Saturday 5 December 2015

Bowling for Bridget.

Found another Little Caesars and found a reason to go in (dinner) and we bought everything they had ready (hot-n-ready? WTF YES PLEASE) and brought it home and after fifteen minutes in the oven to get things back to piping hot (we don't live near town) we were happily eating. So happily. I'm currently plotting a crazy bread revolution. Because damn. Ben pulled me onto his lap as I was clearing plates and held a leftover box up with the other arm and said, she weighs this much more now. He was rewarded with the sort of adoring laughter that used to meet Cole head-on across the dinner table with the same crowd.

It kind of weirded me out but I was so sluggish from the pizza that my brain crawled along at the pace of a turtle and I let it be dismissed along with my hunger.

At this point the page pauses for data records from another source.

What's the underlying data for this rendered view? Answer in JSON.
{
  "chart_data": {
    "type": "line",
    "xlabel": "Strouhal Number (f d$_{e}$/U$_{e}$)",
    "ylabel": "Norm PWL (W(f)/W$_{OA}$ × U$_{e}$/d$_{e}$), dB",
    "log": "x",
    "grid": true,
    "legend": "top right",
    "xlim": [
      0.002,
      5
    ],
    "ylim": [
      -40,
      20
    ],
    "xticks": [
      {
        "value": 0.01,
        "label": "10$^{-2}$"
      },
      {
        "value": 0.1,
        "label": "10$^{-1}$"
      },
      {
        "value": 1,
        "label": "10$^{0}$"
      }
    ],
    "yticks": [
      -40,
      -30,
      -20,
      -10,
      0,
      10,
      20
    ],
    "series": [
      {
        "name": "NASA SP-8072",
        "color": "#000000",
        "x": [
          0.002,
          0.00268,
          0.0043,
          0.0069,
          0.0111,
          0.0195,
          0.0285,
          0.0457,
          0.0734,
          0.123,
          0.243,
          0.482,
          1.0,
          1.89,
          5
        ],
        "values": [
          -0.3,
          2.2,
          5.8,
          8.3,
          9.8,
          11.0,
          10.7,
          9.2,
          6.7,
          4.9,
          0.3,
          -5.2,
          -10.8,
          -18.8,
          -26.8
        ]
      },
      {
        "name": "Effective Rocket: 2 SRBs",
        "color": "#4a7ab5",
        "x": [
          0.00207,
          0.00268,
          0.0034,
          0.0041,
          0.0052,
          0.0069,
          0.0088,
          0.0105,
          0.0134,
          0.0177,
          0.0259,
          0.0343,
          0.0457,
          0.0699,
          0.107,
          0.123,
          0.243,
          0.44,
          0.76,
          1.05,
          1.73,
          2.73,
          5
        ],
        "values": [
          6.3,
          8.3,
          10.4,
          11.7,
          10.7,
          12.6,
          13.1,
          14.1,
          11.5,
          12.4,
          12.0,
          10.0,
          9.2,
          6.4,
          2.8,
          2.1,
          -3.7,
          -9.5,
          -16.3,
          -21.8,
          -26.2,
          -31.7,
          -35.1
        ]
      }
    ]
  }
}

Lochlan used to look for the good in being hungry. He quoted Hemingway. He would have me count streetlights or highway markers or hours or stars until food. He sometimes had to stretch them out more than he wanted. Cole never wasted a minute on hunger. If he asked at three in the morning and I nodded that I was hungry he would go make something or go out and get takeout for me.

Ben is sometimes a lot more like Cole than anyone else but only in the good ways.

Or I mean mostly in the good ways.

Ben released me but took the plates when he stood up and told me to go check in on Sam and Matt to see if they wanted some of the pizza we had left and I went down and knocked on their door. No one answered so I knocked again. I heard Sam tell me to come in and so I went inside and walked down the hall looking for him. I finally found him in their bedroom. He was sitting on the side of the bed. The closet was almost empty, and so were half the bureau drawers and Sam was holding an open bottle of whiskey. I don't know if he had any but I have to assume he did.

He's gone. He's gone like Lisabeth and I'm alone now except for God. 

And he threw the bottle at me and I didn't even duck or close my eyes.

It knocked me down and then shattered all over me and the wall in the process and Ben came downstairs and Sam was saying sorry to him but Ben told him to shut the fuck up and called for the rest who were more than a little surprised because Sam has been sober forever without so much as a flinch in the wrong direction. Even through the miscarriages. Through everything. I tried to point out what seemed so obvious and boy, was that dumb.

You really loved him.

No. I really love you. That's the problem. And I didn't drink it. Not a drop.

Everyone turned and looked at me as I sat on the floor in a pool of glass and whiskey and I didn't know what to do except wish there was a rewind button for life so we could say oops and roll it back and get another chance.

I believe him. He's a truthful kind of guy.

Now that he's upstairs in the kitchen drinking coffee with my army in the relative safety of the knowledge that as long as you admit your feelings up front you can stay here forever. Apparently that's all I ask for. Your soul (because I don't have one of my own) and your undying loyalty (because I'm scared).